Course 4 · Week 4 — Omics, fairness, reproducibility

Cheatsheet — biostats_courses

Author

R. Heller

Bulk RNA-seq

library(DESeq2)
dds <- DESeqDataSetFromMatrix(counts, coldata, ~ condition)
dds <- DESeq(dds)
res <- results(dds, contrast = c("condition", "B", "A"))

library(edgeR)
dge <- DGEList(counts, group = coldata$condition)
dge <- calcNormFactors(dge)
design <- model.matrix(~ condition, coldata)
fit <- glmQLFit(estimateDisp(dge, design), design)
qlf <- glmQLFTest(fit, coef = 2)
topTags(qlf)

Package	Distribution	Notes
DESeq2	negative binomial	shrinks LFCs; standard for small cohorts
edgeR	negative binomial	QL-F test has good type-I control
limma-voom	mean-variance weights	fast on very large studies

Enrichment

library(fgsea)
fgsea(pathways, stats = stat_vector, nperm = 10000) |>
  arrange(padj)

# Over-representation with a hypergeometric test
phyper(k - 1, K, N - K, n, lower.tail = FALSE)

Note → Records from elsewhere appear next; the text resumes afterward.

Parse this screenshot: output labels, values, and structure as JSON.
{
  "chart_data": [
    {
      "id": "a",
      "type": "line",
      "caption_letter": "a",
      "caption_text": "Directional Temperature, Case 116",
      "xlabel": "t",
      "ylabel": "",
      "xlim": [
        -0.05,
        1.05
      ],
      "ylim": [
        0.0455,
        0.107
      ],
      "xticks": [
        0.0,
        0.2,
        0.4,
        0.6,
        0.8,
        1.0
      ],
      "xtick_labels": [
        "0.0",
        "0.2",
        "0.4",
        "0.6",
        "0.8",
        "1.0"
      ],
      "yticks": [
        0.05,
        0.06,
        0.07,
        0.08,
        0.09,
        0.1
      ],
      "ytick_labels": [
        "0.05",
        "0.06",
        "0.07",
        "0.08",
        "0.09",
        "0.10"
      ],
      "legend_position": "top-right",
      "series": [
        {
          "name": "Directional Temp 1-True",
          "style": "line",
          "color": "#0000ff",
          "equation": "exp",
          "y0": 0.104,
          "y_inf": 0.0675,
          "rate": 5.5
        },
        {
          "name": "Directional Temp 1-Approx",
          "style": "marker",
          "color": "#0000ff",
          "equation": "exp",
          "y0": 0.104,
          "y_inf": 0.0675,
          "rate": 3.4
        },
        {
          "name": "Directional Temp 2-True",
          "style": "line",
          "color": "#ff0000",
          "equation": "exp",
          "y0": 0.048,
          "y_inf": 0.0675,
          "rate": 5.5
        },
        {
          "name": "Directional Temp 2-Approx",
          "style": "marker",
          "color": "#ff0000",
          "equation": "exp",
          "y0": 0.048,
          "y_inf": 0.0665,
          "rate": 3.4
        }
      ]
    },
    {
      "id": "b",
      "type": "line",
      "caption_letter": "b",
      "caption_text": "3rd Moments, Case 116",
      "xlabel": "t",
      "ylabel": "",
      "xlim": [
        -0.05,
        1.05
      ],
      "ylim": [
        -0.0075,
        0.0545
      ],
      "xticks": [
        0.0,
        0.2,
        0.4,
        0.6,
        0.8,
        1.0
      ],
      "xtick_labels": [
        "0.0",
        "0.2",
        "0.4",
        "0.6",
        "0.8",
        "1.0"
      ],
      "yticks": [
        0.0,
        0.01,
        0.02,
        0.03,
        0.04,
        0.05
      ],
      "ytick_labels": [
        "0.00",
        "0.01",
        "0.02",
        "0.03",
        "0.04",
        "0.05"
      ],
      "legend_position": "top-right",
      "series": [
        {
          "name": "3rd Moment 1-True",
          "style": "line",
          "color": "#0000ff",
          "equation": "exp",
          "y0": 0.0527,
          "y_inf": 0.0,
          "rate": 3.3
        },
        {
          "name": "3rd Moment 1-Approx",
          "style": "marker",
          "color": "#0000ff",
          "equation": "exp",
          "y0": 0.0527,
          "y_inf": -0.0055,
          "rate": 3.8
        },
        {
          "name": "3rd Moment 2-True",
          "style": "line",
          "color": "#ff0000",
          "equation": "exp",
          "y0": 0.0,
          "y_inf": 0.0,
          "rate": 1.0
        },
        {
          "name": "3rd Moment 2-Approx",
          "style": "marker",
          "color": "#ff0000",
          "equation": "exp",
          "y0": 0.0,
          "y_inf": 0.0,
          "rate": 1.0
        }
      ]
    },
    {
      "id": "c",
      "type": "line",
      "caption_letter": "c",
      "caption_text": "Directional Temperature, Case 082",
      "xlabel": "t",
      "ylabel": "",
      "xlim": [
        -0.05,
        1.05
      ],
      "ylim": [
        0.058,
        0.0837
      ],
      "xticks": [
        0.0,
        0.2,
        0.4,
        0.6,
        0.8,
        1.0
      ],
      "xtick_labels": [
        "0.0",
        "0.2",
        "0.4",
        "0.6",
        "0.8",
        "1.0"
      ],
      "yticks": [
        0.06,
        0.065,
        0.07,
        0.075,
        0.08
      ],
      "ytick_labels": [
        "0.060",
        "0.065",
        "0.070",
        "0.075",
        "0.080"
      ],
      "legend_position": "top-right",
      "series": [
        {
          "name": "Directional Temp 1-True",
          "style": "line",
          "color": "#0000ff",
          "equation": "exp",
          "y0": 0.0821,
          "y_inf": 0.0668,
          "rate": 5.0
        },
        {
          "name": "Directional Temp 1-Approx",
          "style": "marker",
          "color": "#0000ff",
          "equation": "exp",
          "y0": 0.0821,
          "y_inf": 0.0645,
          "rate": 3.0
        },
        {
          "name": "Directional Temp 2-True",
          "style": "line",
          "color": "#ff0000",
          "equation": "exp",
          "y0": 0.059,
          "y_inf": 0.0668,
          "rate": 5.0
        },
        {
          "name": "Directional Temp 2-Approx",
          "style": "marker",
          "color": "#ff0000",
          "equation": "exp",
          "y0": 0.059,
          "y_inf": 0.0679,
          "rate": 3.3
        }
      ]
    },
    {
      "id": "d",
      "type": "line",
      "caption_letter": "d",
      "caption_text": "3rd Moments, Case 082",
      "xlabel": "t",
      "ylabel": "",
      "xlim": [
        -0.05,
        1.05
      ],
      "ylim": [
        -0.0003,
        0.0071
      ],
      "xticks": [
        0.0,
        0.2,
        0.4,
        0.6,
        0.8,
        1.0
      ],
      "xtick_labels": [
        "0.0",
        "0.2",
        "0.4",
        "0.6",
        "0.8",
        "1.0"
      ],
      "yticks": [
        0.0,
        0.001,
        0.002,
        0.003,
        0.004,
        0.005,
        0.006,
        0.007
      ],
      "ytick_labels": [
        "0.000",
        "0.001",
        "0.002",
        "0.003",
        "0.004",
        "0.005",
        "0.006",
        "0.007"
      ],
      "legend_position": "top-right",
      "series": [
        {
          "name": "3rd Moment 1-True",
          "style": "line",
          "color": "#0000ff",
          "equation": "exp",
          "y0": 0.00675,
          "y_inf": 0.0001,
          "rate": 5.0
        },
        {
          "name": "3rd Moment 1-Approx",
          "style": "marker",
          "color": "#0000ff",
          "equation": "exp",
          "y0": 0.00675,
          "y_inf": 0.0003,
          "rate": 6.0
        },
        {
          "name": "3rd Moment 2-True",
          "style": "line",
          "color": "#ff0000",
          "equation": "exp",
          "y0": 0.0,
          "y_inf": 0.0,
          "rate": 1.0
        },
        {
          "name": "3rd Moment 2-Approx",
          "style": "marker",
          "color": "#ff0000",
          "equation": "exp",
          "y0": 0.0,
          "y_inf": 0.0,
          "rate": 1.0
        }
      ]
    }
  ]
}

Always pre-rank by a signed statistic (log-FC × -log10 p), not by raw p alone.

Single-cell RNA-seq (Seurat pattern)

library(Seurat)
so <- CreateSeuratObject(counts) |>
  NormalizeData() |>
  FindVariableFeatures() |>
  ScaleData() |>
  RunPCA() |>
  FindNeighbors() |>
  FindClusters(resolution = 0.4) |>
  RunUMAP(dims = 1:20)
DimPlot(so)

FDR, knockoffs, replication

Correction	When
Bonferroni	few planned tests, strict control
Benjamini-Hochberg	many tests, accept proportion of false discoveries
Knockoffs	controlled variable selection with FDR
Permutation / SEA	small n, non-standard models

p.adjust(pvals, method = "BH")

Replication crisis shorthand: pre-register + report effect sizes + share data. Power, not p-values.

TRIPOD-AI + fairness

TRIPOD-AI extends TRIPOD for prediction models built with ML.
Report: data provenance, training/evaluation splits, subgroup performance, calibration, external validation.
Fairness: stratify AUC / calibration by sex, ancestry, age bands. Disparities in calibration are often larger than in AUC.

Reproducibility at scale with `targets`

# _targets.R
library(targets)
tar_option_set(packages = c("tidyverse"))
list(
  tar_target(raw, read_csv("data/raw.csv")),
  tar_target(clean, clean_data(raw)),
  tar_target(fit, fit_model(clean)),
  tar_target(report, quarto::quarto_render("report.qmd"))
)

Rscript -e 'targets::tar_make()'

Decision rule for Week 4

Bulk DE → DESeq2 for small samples, edgeR/limma for large.
Many hypotheses → BH by default; knockoffs for variable selection.
scRNA-seq → Seurat pipeline with batch correction + cluster annotation.
ML prediction model → TRIPOD-AI + subgroup analysis.
Any multi-step analysis → targets pipeline.

Common pitfalls

Running DE on a pathway-level aggregate rather than gene-level.
Cherry-picking a pathway database post-hoc.
Over-clustering scRNA-seq data until “known” groups appear.
Calling an ML model “fair” after checking only overall AUC.
Submitting a paper without a sessionInfo() or a lock file.